He’ll Always Be The One That Got Away

By

In my memories, he is almost perfect.

He was the one who spoke first, sitting next to me on the couch at my friend’s house. Though he was far and away the cutest guy at the party, what I remember most was his manner. Warm and engaging, talking to me all night long as though we were the only two left in the world. The way his eyes lit up when I mentioned Poe. The way he seemed almost as shy and hesitant as I was when he kissed me goodnight.

The next few months were almost like the proverbial fairytale. Messages that made me laugh and smile. Cheerful, tipsy texts from a night out with the boys that were somehow frank and endearing and made me like him all the more. The way he quoted his favorite poets to me, knowing my shared love of Milton, Keats, and Tennyson. Trips to the city to visit me, sitting and talking in the Botanic Gardens, savoring the anticipation of the goodbye kiss at the carriage door as I saw him onto the train home. And above all, the feeling of happiness, warmth and appreciation that permeates all my memories of our time together.

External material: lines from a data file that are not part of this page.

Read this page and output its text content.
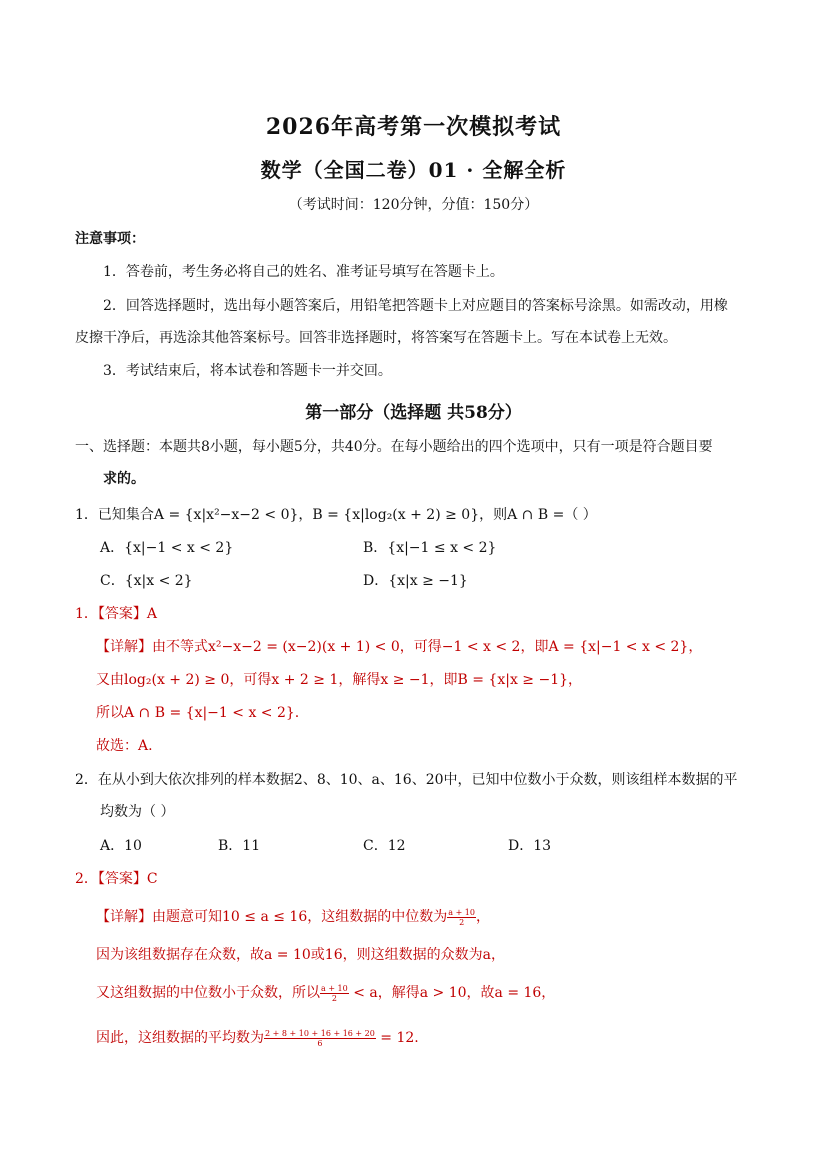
2026年高考第一次模拟考试
数学（全国二卷）01 · 全解全析
（考试时间：120分钟，分值：150分）
注意事项：
1．答卷前，考生务必将自己的姓名、准考证号填写在答题卡上。
2．回答选择题时，选出每小题答案后，用铅笔把答题卡上对应题目的答案标号涂黑。如需改动，用橡
皮擦干净后，再选涂其他答案标号。回答非选择题时，将答案写在答题卡上。写在本试卷上无效。
3．考试结束后，将本试卷和答题卡一并交回。
第一部分（选择题 共58分）
一、选择题：本题共8小题，每小题5分，共40分。在每小题给出的四个选项中，只有一项是符合题目要
求的。
1．已知集合A = {x|x²−x−2 < 0}，B = {x|log₂(x + 2) ≥ 0}，则A ∩ B =（ ）
A．{x|−1 < x < 2}	B．{x|−1 ≤ x < 2}
C．{x|x < 2}	D．{x|x ≥ −1}
1．【答案】A
【详解】由不等式x²−x−2 = (x−2)(x + 1) < 0，可得−1 < x < 2，即A = {x|−1 < x < 2}，
又由log₂(x + 2) ≥ 0，可得x + 2 ≥ 1，解得x ≥ −1，即B = {x|x ≥ −1}，
所以A ∩ B = {x|−1 < x < 2}.
故选：A.
2．在从小到大依次排列的样本数据2、8、10、a、16、20中，已知中位数小于众数，则该组样本数据的平
均数为（ ）
A．10	B．11	C．12	D．13
2．【答案】C
【详解】由题意可知10 ≤ a ≤ 16，这组数据的中位数为 $\frac{a + 10}{2}$ ，
因为该组数据存在众数，故a = 10或16，则这组数据的众数为a，
又这组数据的中位数小于众数，所以 $\frac{a + 10}{2} < a$，解得a > 10，故a = 16，
因此，这组数据的平均数为 $\frac{2 + 8 + 10 + 16 + 16 + 20}{6} = 12$.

It didn’t work out, of course. I guess it’s up to the universe to decide whether I messed it up or if somehow life just decreed it wasn’t to be. I still think about him, from time to time, and wonder what things have been like if it was to be. Would we still be together, would I have been happy? If we’d said those words that we never said and gave ourselves a chance, where would we be now? I really don’t know.

Sometimes, when those thoughts creep up on me, I console myself with the old adage that maybe it’s ‘all for the best’, but deep down I don’t really believe that.  Somehow I don’t think that a lifetime of wondering, “What if?” and asking if I missed a real chance at love and happiness is in anyone’s best interests.

But even if I have to live with the eternal wondering and a hint of regret, at least I can appreciate what I have without him as well. After all, on my own I’ll never have to find out if he could live up to what I remember he was and what I imagine we could have been. Instead I get all the sweetness of the memory without the sting of the reality. Fond reminiscences of a hesitant first kiss by moonlight; delicate compliments paid with all the eloquence of Robert Browning; that feeling of being important to someone’s happiness – and of someone else giving me happiness in return; and, of course, him. The one I remember as my first tender ‘love’. The one who was incredibly good-looking at 18, but still thought the best Friday night was one spent whispering his favourite poets to me. The one who might have been the best thing that ever happened to me. The one whose heart I broke.

In truth he’s a lot of things, but to me, he will always be the one that got away.